The comeback of Warburg's hypothesis has been greatly helped by the research of a group of Spanish physicians and scientists from the “12 de octubre” hospital in Madrid (López-Ríos, García-García, Pozo-Rodriguez, López-Encuentra and Ballestín) and from the “Universidad Autónoma de Madrid” (Sanchéz-Aragó, Ortega y Berrendero) under the direction of José Manuel Cuezva, professor of biochemistry and molecular biology at the “Centro de Biología Molecular Severo Ochoa”. Their latest research work, recently published in the prestigious journal Cancer Research, describes how the activity or expression of the protein beta-F1-ATPase (responsible for the synthesis of ATP) that controls the aerobic usage of glucose in a cell, shows an inverse correlation between the glycolysis process and the metabolic energy supply of mitochondria.

The study carried out by Dr. Cuezva´s team focused on lung cancer patients. The increase in glucose capture by the tumours was measured using Positron emission tomography (PET), and then contrasted with the expression of protein beta-F1-ATPase, determined from the tumours obtained after surgery, finding an inverse correlation between the two variables.

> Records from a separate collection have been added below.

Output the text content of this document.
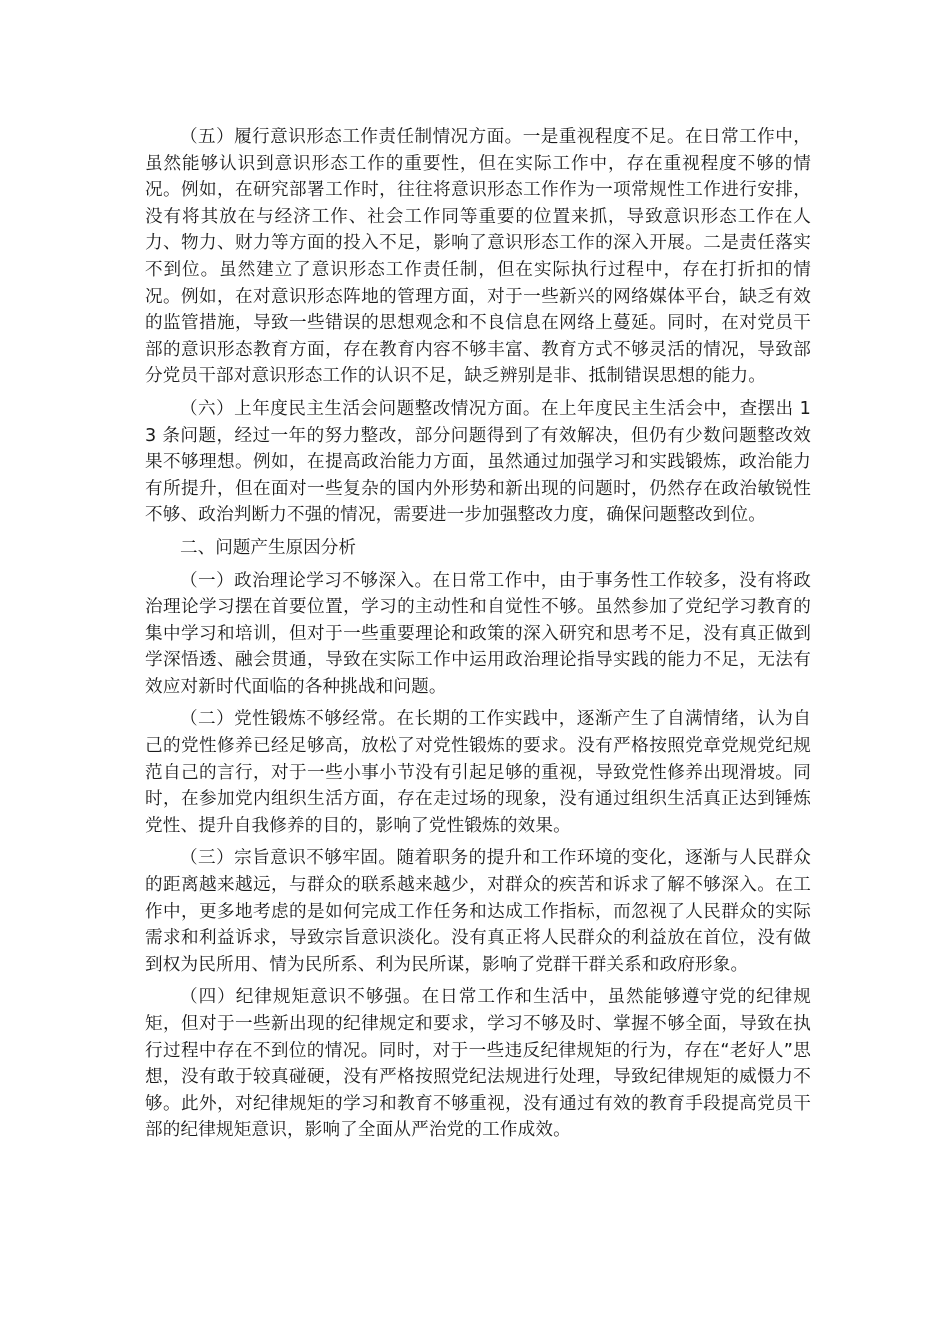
（五）履行意识形态工作责任制情况方面。一是重视程度不足。在日常工作中，虽然能够认识到意识形态工作的重要性，但在实际工作中，存在重视程度不够的情况。例如，在研究部署工作时，往往将意识形态工作作为一项常规性工作进行安排，没有将其放在与经济工作、社会工作同等重要的位置来抓，导致意识形态工作在人力、物力、财力等方面的投入不足，影响了意识形态工作的深入开展。二是责任落实不到位。虽然建立了意识形态工作责任制，但在实际执行过程中，存在打折扣的情况。例如，在对意识形态阵地的管理方面，对于一些新兴的网络媒体平台，缺乏有效的监管措施，导致一些错误的思想观念和不良信息在网络上蔓延。同时，在对党员干部的意识形态教育方面，存在教育内容不够丰富、教育方式不够灵活的情况，导致部分党员干部对意识形态工作的认识不足，缺乏辨别是非、抵制错误思想的能力。

（六）上年度民主生活会问题整改情况方面。在上年度民主生活会中，查摆出 13 条问题，经过一年的努力整改，部分问题得到了有效解决，但仍有少数问题整改效果不够理想。例如，在提高政治能力方面，虽然通过加强学习和实践锻炼，政治能力有所提升，但在面对一些复杂的国内外形势和新出现的问题时，仍然存在政治敏锐性不够、政治判断力不强的情况，需要进一步加强整改力度，确保问题整改到位。

二、问题产生原因分析

（一）政治理论学习不够深入。在日常工作中，由于事务性工作较多，没有将政治理论学习摆在首要位置，学习的主动性和自觉性不够。虽然参加了党纪学习教育的集中学习和培训，但对于一些重要理论和政策的深入研究和思考不足，没有真正做到学深悟透、融会贯通，导致在实际工作中运用政治理论指导实践的能力不足，无法有效应对新时代面临的各种挑战和问题。

（二）党性锻炼不够经常。在长期的工作实践中，逐渐产生了自满情绪，认为自己的党性修养已经足够高，放松了对党性锻炼的要求。没有严格按照党章党规党纪规范自己的言行，对于一些小事小节没有引起足够的重视，导致党性修养出现滑坡。同时，在参加党内组织生活方面，存在走过场的现象，没有通过组织生活真正达到锤炼党性、提升自我修养的目的，影响了党性锻炼的效果。

（三）宗旨意识不够牢固。随着职务的提升和工作环境的变化，逐渐与人民群众的距离越来越远，与群众的联系越来越少，对群众的疾苦和诉求了解不够深入。在工作中，更多地考虑的是如何完成工作任务和达成工作指标，而忽视了人民群众的实际需求和利益诉求，导致宗旨意识淡化。没有真正将人民群众的利益放在首位，没有做到权为民所用、情为民所系、利为民所谋，影响了党群干群关系和政府形象。

（四）纪律规矩意识不够强。在日常工作和生活中，虽然能够遵守党的纪律规矩，但对于一些新出现的纪律规定和要求，学习不够及时、掌握不够全面，导致在执行过程中存在不到位的情况。同时，对于一些违反纪律规矩的行为，存在“老好人”思想，没有敢于较真碰硬，没有严格按照党纪法规进行处理，导致纪律规矩的威慑力不够。此外，对纪律规矩的学习和教育不够重视，没有通过有效的教育手段提高党员干部的纪律规矩意识，影响了全面从严治党的工作成效。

They also describe in their research work, that when the beta-F1-ATPase protein expression is inhibited or its activity reduced in the carcinomas, the tumour cells are forced to increase their intake of glucose by glycolytic means. Although this research trend is not new, since this same team already has reported in earlier work how the disruption of the mitochondrial bioenergetic function is a metabolic signature of tumours, and how this could be used in clinical prognosis of patients with colorectal, lung or breast cancer. Among other applications that the team and other research groups consider promising are the uses of this signature as a tool to predict the reaction of a patient to a treatment, or as a therapeutic target against cancer. The commercial applications of such prospective therapies are already protected by a patent that is owned by the “Universidad Autónoma de Madrid” and is licensed to the Spanish biotechnology firm “Fina Biotech, S.L”. Therefore this study might not sound like a new scientific discovery, but it provides the first evidence that integrates molecular and functional data supporting Warburg's hypothesis emphasizing the importance of the mitochondria in human pathology and more specifically in cancer biology.